當寺は天平年閒行基菩薩の創建と傳ふ。治曆二年火災にかゝり、永保二年仁和寺性信親王の弟子慶鑁僧正白河天皇の敕によつて再興し、世々敕願寺となつた。正和年閒花園院より尾道浦を寄せられ、堂宇は至德三年から永享四年に至る閒に再建された。今尙金堂、三重塔婆をはじめ、大師堂、彌勒堂、毘沙門堂、護摩堂、客殿、庫裏等甍を竝べ、この地方に於ける著名な寺院である。

金堂[國寶] 五閒五面、單層、屋根入母屋造、本瓦葺の建築にして室町初期の風格を存し、規模壯大、手法また雄健である。內部の須彌壇及厨子の製作また頗る優秀である。厨子內安置の本尊木造藥師如來坐像は國寶にして、永保の頃再興當時の作と思はれる優秀な遺品である。

三重塔婆[國寶] 方三閒三層朱塗の塔婆で、永享四年足利義敎の建立と傳へ、寺に僧宥尊の勸進狀を存して居る。形態整美、構造裝飾よく室町時代の特色を發揮して居る。下層に廻椽をめぐらさず、地長押が直ちに石壇上に置かれて居ることは奈良時代の古式を傳へたもので、この時代の建築には稀に見る所である。
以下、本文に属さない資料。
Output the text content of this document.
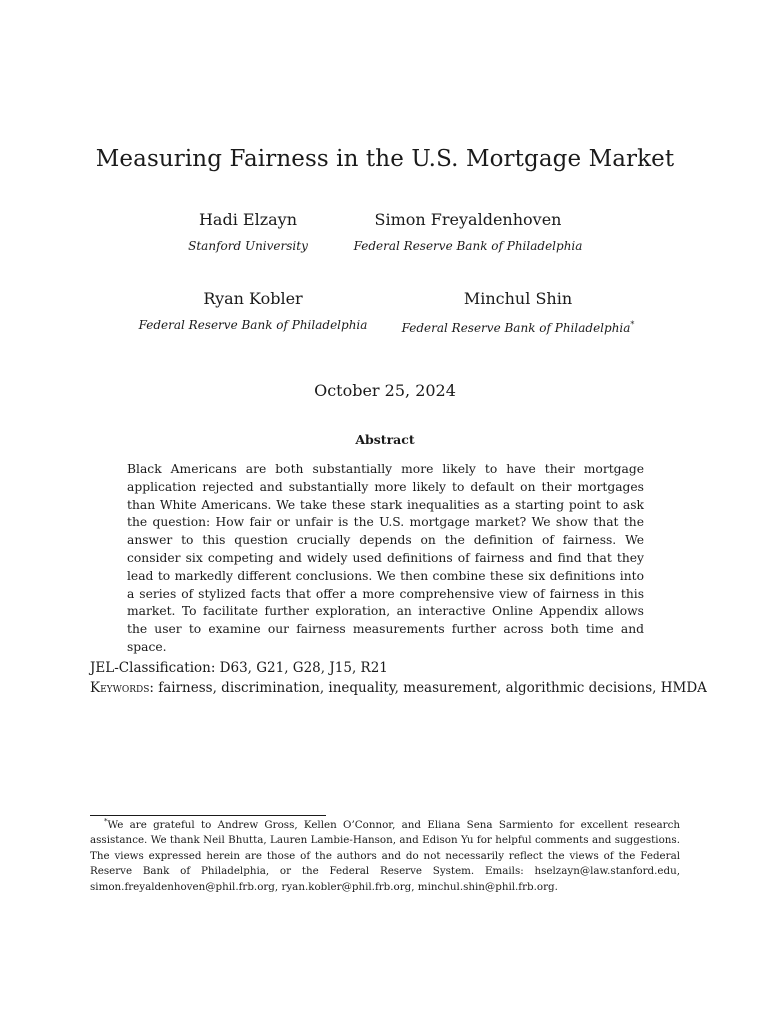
Measuring Fairness in the U.S. Mortgage Market
Hadi Elzayn
Stanford University
Simon Freyaldenhoven
Federal Reserve Bank of Philadelphia
Ryan Kobler
Federal Reserve Bank of Philadelphia
Minchul Shin
Federal Reserve Bank of Philadelphia*
October 25, 2024
Abstract

Black Americans are both substantially more likely to have their mortgage application rejected and substantially more likely to default on their mortgages than White Americans. We take these stark inequalities as a starting point to ask the question: How fair or unfair is the U.S. mortgage market? We show that the answer to this question crucially depends on the definition of fairness. We consider six competing and widely used definitions of fairness and find that they lead to markedly different conclusions. We then combine these six definitions into a series of stylized facts that offer a more comprehensive view of fairness in this market. To facilitate further exploration, an interactive Online Appendix allows the user to examine our fairness measurements further across both time and space.

JEL-Classification: D63, G21, G28, J15, R21
Keywords: fairness, discrimination, inequality, measurement, algorithmic decisions, HMDA

*We are grateful to Andrew Gross, Kellen O’Connor, and Eliana Sena Sarmiento for excellent research assistance. We thank Neil Bhutta, Lauren Lambie-Hanson, and Edison Yu for helpful comments and suggestions. The views expressed herein are those of the authors and do not necessarily reflect the views of the Federal Reserve Bank of Philadelphia, or the Federal Reserve System. Emails: hselzayn@law.stanford.edu, simon.freyaldenhoven@phil.frb.org, ryan.kobler@phil.frb.org, minchul.shin@phil.frb.org.
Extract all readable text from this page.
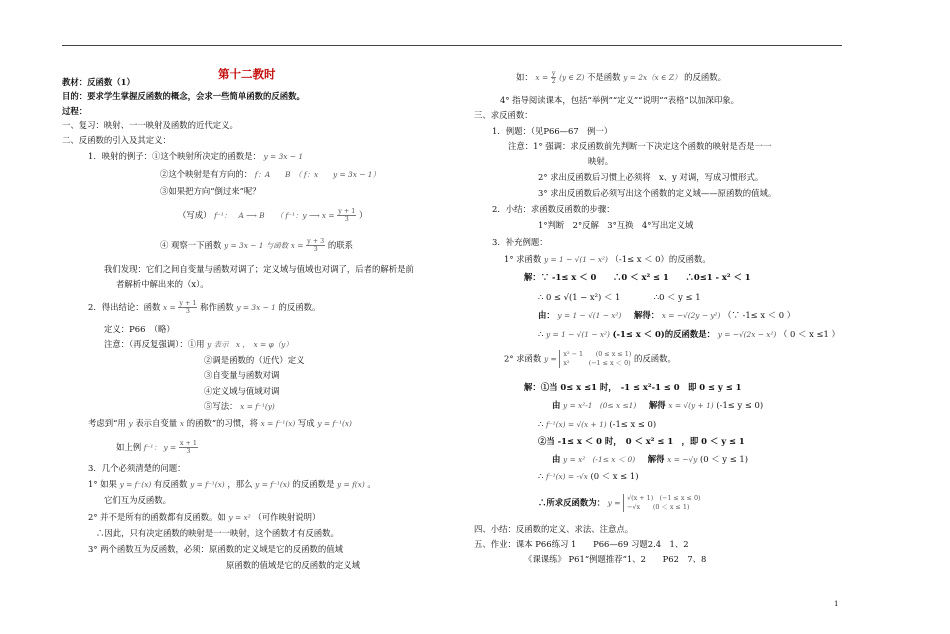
第十二教时
教材：反函数（1）
目的：要求学生掌握反函数的概念，会求一些简单函数的反函数。
过程：
一、复习：映射、一一映射及函数的近代定义。
二、反函数的引入及其定义：
1．映射的例子：①这个映射所决定的函数是： y = 3x − 1
②这个映射是有方向的： f：A　　B　（ f：x　　y = 3x − 1）
③如果把方向“倒过来”呢？
（写成） f⁻¹：　A ⟶ B　　（ f⁻¹：y ⟶ $x = \frac{y + 1}{3}$ ）
④ 观察一下函数 y = 3x − 1 与函数 $x = \frac{y + 3}{3}$ 的联系
我们发现：它们之间自变量与函数对调了；定义域与值域也对调了，后者的解析是前
者解析中解出来的（x）。
2．得出结论：函数 $x = \frac{y + 1}{3}$ 称作函数 y = 3x − 1 的反函数。
定义：P66　（略）
注意：（再反复强调）：①用 y 表示　x ，　x = φ（y）
②调是函数的（近代）定义
③自变量与函数对调
④定义域与值域对调
⑤写法： x = f⁻¹(y)
考虑到“用 y 表示自变量 x 的函数”的习惯，将 x = f⁻¹(x) 写成 y = f⁻¹(x)
如上例 f⁻¹： $y = \frac{x + 1}{3}$
3．几个必须清楚的问题：
1° 如果 y = f⁻(x) 有反函数 y = f⁻¹(x) ，那么 y = f⁻¹(x) 的反函数是 y = f(x) 。
它们互为反函数。
2° 并不是所有的函数都有反函数。如 y = x² （可作映射说明）
∴因此，只有决定函数的映射是一一映射，这个函数才有反函数。
3° 两个函数互为反函数，必须：原函数的定义域是它的反函数的值域
原函数的值域是它的反函数的定义域
如： $x = \frac{y}{2} (y$ ∈ Z) 不是函数 y = 2x（x ∈ Z） 的反函数。
4° 指导阅读课本，包括“举例”“定义”“说明”“表格”以加深印象。
三、求反函数：
1．例题：（见P66—67　例一）
注意：1° 强调：求反函数前先判断一下决定这个函数的映射是否是一一
映射。
2° 求出反函数后习惯上必须将　x、y 对调，写成习惯形式。
3° 求出反函数后必须写出这个函数的定义域——原函数的值域。
2．小结：求函数反函数的步骤：
1°判断　2°反解　3°互换　4°写出定义域
3．补充例题：
1° 求函数 y = 1 − √(1 − x²) （-1≤ x ＜ 0）的反函数。
解：∵ -1≤ x ＜ 0　　∴0 ＜ x² ≤ 1　　∴0≤1 - x² ＜ 1
∴ 0 ≤ √(1 − x²) ＜ 1　　　　∴0 ＜ y ≤ 1
由： y = 1 − √(1 − x²) 解得： x = −√(2y − y²) （∵ -1≤ x ＜ 0 ）
∴ y = 1 − √(1 − x²) (-1≤ x ＜ 0)的反函数是： y = −√(2x − x²) （ 0 ＜ x ≤1 ）
2° 求函数 y =
x² − 1　　(0 ≤ x ≤ 1)
x²　　　(−1 ≤ x ＜ 0) 的反函数。
解：①当 0≤ x ≤1 时，　-1 ≤ x²-1 ≤ 0　即 0 ≤ y ≤ 1
由 y = x²-1　(0≤ x ≤1) 解得 x = √(y + 1) (-1≤ y ≤ 0)
∴ f⁻¹(x) = √(x + 1) (-1≤ x ≤ 0)
②当 -1≤ x ＜ 0 时，　0 ＜ x² ≤ 1　，即 0 ＜ y ≤ 1
由 y = x²　(-1≤ x ＜ 0) 解得 x = −√y (0 ＜ y ≤ 1)
∴ f⁻¹(x) = -√x (0 ＜ x ≤ 1)
∴所求反函数为： y =
√(x + 1)　(−1 ≤ x ≤ 0)
−√x　　(0 ＜ x ≤ 1)
四、小结：反函数的定义、求法、注意点。
五、作业：课本 P66练习 1　　P66—69 习题2.4　1、2
《课课练》 P61“例题推荐”1、2　　P62　7、8
1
內部は須彌壇の四天柱をはじめ軸部、天井等に朱塗或は極彩色の裝飾を施して居る。

  • 寶物
  • 釋迦如來立像[國寶] 一軀 木造、高さ約二尺五寸、面貌姿態豐麗、衣文の流れに綜合諧調の美を示して居る。作者を安阿彌と傳へて居るが鐮倉末期に於ける安阿彌流の作である。
  • 五鈷鈴[國寶] 一口 銅製、高さ約七寸、僧空海の將來と傳へ、胴のまはり六面に二佛及四天を半肉に鑄出し、柄に蓮華を刻み、獅子五鈷の爪を吐く形にせるもの、製作精巧明に晚唐の作である。
  • 錫杖[國寶] 一柄 銅製、全長柄とも一尺三寸四分相背ける雙龍を纏綿せしめたる輪の頂上に三化佛を載せた珍らしいもので、これも晚唐の作と思はれる。
  • 金光明最勝王經[國寶] 十卷 紫紙金泥 平安朝の寫經で首尾完全し、文字正楷優麗、この種寫經の秀逸なものである。